EntropySampler¶
Active learning classifier based on entropy measures.
The entropy sampler selects samples for labeling based on the entropy of the prediction. The higher the entropy, the more likely the sample will be selected for labeling. The entropy measure is normalized to [0, 1] and then raised to the power of the discount factor.
Parameters¶
-
classifier (base.Classifier)
The classifier to wrap.
-
discount_factor (float) – defaults to
3
The discount factor to apply to the entropy measure. A value of 1 won't affect the entropy. The higher the discount factor, the more the entropy will be discounted, and the less likely samples will be selected for labeling. A value of 0 will select all samples for labeling.

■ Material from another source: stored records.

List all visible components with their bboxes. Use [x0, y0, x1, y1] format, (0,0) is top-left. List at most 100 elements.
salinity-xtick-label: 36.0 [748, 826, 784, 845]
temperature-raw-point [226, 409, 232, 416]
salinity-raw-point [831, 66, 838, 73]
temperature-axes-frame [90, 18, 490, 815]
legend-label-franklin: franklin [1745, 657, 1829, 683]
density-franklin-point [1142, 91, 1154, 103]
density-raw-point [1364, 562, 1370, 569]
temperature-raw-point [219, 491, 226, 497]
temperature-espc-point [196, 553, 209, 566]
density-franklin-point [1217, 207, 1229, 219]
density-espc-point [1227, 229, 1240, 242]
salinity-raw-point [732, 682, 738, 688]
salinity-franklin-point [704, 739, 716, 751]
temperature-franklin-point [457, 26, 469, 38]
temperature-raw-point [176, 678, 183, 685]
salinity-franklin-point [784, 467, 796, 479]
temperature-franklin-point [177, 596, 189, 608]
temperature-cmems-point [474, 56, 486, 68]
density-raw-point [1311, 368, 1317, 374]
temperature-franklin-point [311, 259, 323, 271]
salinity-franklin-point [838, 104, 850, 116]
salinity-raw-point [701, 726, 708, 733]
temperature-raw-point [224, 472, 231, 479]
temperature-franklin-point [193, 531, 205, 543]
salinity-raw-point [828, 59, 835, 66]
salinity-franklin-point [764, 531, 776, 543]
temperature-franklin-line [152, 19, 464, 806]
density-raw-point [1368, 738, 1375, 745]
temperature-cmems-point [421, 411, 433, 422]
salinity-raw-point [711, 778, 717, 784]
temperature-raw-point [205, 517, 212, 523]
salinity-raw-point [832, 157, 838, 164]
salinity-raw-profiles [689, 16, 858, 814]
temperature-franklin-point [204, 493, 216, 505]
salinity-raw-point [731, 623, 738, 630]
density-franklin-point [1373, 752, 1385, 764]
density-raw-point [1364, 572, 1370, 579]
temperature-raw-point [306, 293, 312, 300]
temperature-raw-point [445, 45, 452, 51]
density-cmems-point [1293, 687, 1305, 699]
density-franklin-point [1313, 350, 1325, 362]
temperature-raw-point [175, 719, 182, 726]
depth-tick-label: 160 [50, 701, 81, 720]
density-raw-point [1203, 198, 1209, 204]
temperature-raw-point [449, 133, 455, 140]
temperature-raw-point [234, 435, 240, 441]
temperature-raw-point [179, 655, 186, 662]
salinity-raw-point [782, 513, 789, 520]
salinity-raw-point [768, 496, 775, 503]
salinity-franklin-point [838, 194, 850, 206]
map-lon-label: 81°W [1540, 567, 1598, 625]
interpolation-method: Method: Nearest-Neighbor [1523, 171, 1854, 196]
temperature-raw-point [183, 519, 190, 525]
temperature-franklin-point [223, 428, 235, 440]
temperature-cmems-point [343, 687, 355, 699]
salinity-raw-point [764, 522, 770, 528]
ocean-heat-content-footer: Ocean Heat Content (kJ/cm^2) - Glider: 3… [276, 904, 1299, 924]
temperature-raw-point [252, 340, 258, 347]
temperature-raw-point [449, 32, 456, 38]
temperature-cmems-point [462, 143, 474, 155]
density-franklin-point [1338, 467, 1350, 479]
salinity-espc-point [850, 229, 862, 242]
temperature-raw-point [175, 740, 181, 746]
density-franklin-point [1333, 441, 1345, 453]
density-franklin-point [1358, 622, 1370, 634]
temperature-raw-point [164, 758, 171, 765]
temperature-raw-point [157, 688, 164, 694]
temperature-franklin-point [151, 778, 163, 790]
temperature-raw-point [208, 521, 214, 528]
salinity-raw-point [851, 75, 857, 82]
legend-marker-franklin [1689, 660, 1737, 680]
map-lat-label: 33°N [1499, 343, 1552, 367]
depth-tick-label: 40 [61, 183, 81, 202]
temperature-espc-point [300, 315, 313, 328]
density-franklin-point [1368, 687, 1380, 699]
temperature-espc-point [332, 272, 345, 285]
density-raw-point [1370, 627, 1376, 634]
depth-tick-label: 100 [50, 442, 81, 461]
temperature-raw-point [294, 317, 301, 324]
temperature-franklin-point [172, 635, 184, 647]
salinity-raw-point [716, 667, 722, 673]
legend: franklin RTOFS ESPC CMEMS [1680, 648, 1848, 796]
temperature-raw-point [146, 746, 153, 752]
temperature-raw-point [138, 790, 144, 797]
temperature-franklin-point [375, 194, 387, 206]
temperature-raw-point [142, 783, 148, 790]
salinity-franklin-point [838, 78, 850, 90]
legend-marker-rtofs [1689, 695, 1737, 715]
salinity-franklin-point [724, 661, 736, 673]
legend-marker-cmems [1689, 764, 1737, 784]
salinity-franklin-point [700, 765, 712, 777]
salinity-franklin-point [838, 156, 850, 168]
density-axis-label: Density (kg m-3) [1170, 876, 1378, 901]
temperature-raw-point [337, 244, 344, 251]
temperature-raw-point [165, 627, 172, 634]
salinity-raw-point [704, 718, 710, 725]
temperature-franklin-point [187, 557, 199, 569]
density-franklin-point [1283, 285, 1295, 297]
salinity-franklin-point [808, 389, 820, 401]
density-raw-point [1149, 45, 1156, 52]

The discount factor is thus a way to control how many samples are selected for labeling.
-
seed – defaults to
None
Random number generator seed for reproducibility.
Examples¶
>>> from river import active
>>> from river import datasets
>>> from river import feature_extraction
>>> from river import linear_model
>>> from river import metrics
>>> dataset = datasets.SMSSpam()
>>> metric = metrics.Accuracy()
>>> model = (
... feature_extraction.TFIDF(on='body') |
... linear_model.LogisticRegression()
... )
>>> model = active.EntropySampler(model, seed=42)
>>> n_samples_used = 0
>>> for x, y in dataset:
... y_pred, ask = model.predict_one(x)
... metric = metric.update(y, y_pred)
... if ask:
... n_samples_used += 1
... model = model.learn_one(x, y)
>>> metric
Accuracy: 86.60%
>>> dataset.n_samples, n_samples_used
(5574, 1922)
>>> print(f"{n_samples_used / dataset.n_samples:.2%}")
34.48%
Methods¶
learn_one
Update the model with a set of features x
and a label y
.
Parameters
- x
- y
- kwargs
Returns
self
predict_one
Predict the label of x
and indicate whether a label is needed.
Parameters
- x
- kwargs
Returns
The predicted label.
predict_proba_one
Predict the probability of each label for x
and indicate whether a label is needed.
Parameters
- x
- kwargs
Returns
A dictionary that associates a probability which each label.